Bajando del limbo,  me pidió perdón y se fue a calentar la comida. Usé su marcha para intentar elaborar un discurso con el que convencerla de lo poco apropiado, cuando no amoral, que resultaba el hecho de que se considerara de mi propiedad.

La edad fue el primero de los razonamientos en los que pensé:

«Tiene que darse cuenta de que la llevo veinticinco años y que cuando ella llegue a mi edad, yo tendré casi ochenta».

El segundo y no por ello menos importante era lo que toda la sociedad y más que nadie ella sabía:

«Es mi nuera y nadie de nuestro entorno comprendería que fuéramos pareja», pensé sin caer en que no estaba ya hablando de dominación sino de una relación.

Todas y cada una de mis razones las desintegró Sonia al verla volver:

«Parece una diosa», maldiciendo a Aurora, pensé ya que no me había percatado al pedirle que la ayudase a vestirse, mi ex se había vengado de mí eligiendo para ella una vestimenta que más que ropa parecía un venda blanca por cómo se le pegaba acentuando cada uno de los puntos fuertes de su anatomía. Su espectacular trasero, sus impresionantes pechos y su fina cintura, comprimidos en ese vestido de seda, convertían a Sonia en un ser sobrenatural.

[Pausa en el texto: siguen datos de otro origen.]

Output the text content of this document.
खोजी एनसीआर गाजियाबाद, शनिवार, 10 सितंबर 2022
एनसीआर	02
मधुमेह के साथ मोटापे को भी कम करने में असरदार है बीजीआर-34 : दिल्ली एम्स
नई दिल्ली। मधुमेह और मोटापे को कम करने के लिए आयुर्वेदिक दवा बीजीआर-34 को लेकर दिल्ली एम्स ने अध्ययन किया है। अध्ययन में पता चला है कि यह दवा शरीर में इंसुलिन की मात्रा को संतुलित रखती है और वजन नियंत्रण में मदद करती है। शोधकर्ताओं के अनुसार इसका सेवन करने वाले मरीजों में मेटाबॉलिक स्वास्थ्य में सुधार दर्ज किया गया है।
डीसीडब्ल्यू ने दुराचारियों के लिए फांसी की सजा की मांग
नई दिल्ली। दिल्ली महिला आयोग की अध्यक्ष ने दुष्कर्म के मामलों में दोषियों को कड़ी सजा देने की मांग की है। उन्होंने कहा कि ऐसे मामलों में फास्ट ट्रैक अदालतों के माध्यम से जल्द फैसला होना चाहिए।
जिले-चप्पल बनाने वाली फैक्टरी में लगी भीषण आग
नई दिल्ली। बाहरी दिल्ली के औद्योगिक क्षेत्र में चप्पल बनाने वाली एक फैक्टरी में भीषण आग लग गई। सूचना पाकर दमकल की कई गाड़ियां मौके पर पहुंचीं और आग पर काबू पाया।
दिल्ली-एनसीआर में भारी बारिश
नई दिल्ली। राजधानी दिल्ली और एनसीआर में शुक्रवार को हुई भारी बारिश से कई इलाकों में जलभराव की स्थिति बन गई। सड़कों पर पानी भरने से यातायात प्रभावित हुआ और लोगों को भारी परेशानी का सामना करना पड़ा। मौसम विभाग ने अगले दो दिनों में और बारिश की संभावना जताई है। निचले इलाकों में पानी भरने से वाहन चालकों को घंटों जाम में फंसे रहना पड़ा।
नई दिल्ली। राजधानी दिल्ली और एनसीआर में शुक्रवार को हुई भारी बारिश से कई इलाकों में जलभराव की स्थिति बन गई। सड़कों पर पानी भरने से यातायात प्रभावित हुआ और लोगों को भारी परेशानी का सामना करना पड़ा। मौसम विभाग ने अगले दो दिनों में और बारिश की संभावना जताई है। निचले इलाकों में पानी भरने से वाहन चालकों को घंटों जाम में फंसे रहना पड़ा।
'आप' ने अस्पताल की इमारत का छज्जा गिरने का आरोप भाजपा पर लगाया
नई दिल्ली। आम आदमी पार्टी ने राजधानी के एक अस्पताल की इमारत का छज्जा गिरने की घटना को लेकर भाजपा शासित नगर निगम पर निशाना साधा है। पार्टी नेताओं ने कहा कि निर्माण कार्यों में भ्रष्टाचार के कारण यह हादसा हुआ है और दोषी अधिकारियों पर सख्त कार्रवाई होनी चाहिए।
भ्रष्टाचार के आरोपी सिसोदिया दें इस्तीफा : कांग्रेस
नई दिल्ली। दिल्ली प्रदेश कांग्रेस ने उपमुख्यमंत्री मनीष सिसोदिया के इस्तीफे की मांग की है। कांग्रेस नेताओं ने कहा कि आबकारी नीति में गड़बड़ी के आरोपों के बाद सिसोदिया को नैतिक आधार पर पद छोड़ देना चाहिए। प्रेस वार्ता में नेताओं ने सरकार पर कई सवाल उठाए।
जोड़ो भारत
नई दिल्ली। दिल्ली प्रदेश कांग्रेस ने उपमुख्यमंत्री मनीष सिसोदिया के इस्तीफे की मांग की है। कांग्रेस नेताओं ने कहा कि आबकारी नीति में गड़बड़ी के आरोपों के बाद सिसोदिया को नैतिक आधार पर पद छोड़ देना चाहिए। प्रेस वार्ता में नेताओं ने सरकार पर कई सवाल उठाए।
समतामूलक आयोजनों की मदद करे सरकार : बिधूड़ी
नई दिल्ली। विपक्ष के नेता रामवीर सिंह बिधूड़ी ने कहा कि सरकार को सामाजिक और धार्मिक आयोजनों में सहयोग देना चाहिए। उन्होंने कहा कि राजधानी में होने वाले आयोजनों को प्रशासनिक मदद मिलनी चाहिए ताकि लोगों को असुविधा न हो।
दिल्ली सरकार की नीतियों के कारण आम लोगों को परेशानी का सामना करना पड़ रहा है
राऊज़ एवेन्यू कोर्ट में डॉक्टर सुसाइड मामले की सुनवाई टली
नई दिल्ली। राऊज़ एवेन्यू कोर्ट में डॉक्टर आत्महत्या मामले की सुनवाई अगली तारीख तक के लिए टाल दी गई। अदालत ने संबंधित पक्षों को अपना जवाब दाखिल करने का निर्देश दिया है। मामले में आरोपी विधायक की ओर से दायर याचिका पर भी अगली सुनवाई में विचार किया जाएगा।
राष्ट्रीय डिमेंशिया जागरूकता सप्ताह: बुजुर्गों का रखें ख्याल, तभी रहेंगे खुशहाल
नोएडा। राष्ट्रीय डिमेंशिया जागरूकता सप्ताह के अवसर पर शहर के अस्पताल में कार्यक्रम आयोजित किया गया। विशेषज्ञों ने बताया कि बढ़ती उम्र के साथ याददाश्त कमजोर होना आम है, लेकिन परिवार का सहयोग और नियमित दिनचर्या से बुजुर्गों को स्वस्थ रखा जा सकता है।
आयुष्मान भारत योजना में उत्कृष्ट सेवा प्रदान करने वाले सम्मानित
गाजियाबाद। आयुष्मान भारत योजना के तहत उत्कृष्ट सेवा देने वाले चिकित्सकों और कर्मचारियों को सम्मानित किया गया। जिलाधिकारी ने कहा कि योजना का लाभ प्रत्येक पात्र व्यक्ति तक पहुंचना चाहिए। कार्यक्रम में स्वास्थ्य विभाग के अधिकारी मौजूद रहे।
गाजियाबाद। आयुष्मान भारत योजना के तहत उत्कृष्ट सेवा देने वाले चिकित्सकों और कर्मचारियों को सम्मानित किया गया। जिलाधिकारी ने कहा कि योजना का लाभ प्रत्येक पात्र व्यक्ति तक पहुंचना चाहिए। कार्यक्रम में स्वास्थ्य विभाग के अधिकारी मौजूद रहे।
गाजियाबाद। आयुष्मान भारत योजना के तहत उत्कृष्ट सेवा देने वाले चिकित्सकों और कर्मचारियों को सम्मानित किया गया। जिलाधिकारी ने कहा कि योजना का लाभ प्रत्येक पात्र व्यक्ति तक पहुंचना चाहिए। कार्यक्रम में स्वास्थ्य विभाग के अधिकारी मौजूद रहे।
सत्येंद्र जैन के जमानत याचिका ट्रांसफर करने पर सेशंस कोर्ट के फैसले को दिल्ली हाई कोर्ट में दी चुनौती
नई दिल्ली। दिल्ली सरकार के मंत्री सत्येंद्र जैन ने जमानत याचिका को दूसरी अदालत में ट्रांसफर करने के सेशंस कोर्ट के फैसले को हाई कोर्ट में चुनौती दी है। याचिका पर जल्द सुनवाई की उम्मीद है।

―No me puedo creer que, hasta ahora, no se había fijado en su cachorrita y en cómo se había engalanado para usted― me reprochó con voz sensual al percatarse de la cara de bobo que había puesto al verla entrar. 

Por el tono meloso que usó para quejarse, fue evidente que estaba encantada con el efecto que el traje había provocado en mí:

―Si voy desnuda, me regaña porque voy desnuda y si me acicalo para usted, no se fija en mí― insistió mientras,  agachándose, hacía alarde de sus enormes pechugas.

Fue un acto involuntario. Podría afirmar que producto del instinto animal que todo humano lleva dentro. Al tener a menos de un palmo ese impresionante escote, la tentación de hundir mi cara entre los senos de mi nuera fue imposible de contener.

―¡Cómo echaba de menos su boca!― suspiró victoriosa Sonia al sentir mis labios en sus pezones.

Mancillando el recuerdo de mi hijo, traicionando mis votos y mis promesas, terminé de sacar sus dos bellas ubres y, como si fuera un lactante y ella mi ama de cría, mamé de ellas con una obsesión casi enfermiza.

―Aliméntese de su cachorra, cómasela toda― sollozó de placer.

La felicidad que destilaba al saber que había barrido todas mis defensas en esa refriega, la hizo cometer un error. Sin esperar a que la lujuria me hubiese dominado al completo y casi ordenando, me rogó que la empotrara contra la mesa.

Despertando del espejismo, la miré y la diosa había desaparecido. En su lugar estaba la viuda de mi hijo con las tetas fuera y empapadas con mis babas, exigiéndome que la tratara como fulana:

―Tápate y dame de cenar – dije sintiendo lo cerca que había estado del abismo. Abismo que a pesar de todo me seguía llamando con su canto de sirenas.

«Tengo que hablar con ella, no sé cuánto tiempo podré aguantar si se sigue ofreciendo de ese modo. Debo hacerle ver que lo que pide de mí es imposible», rezongué acojonado.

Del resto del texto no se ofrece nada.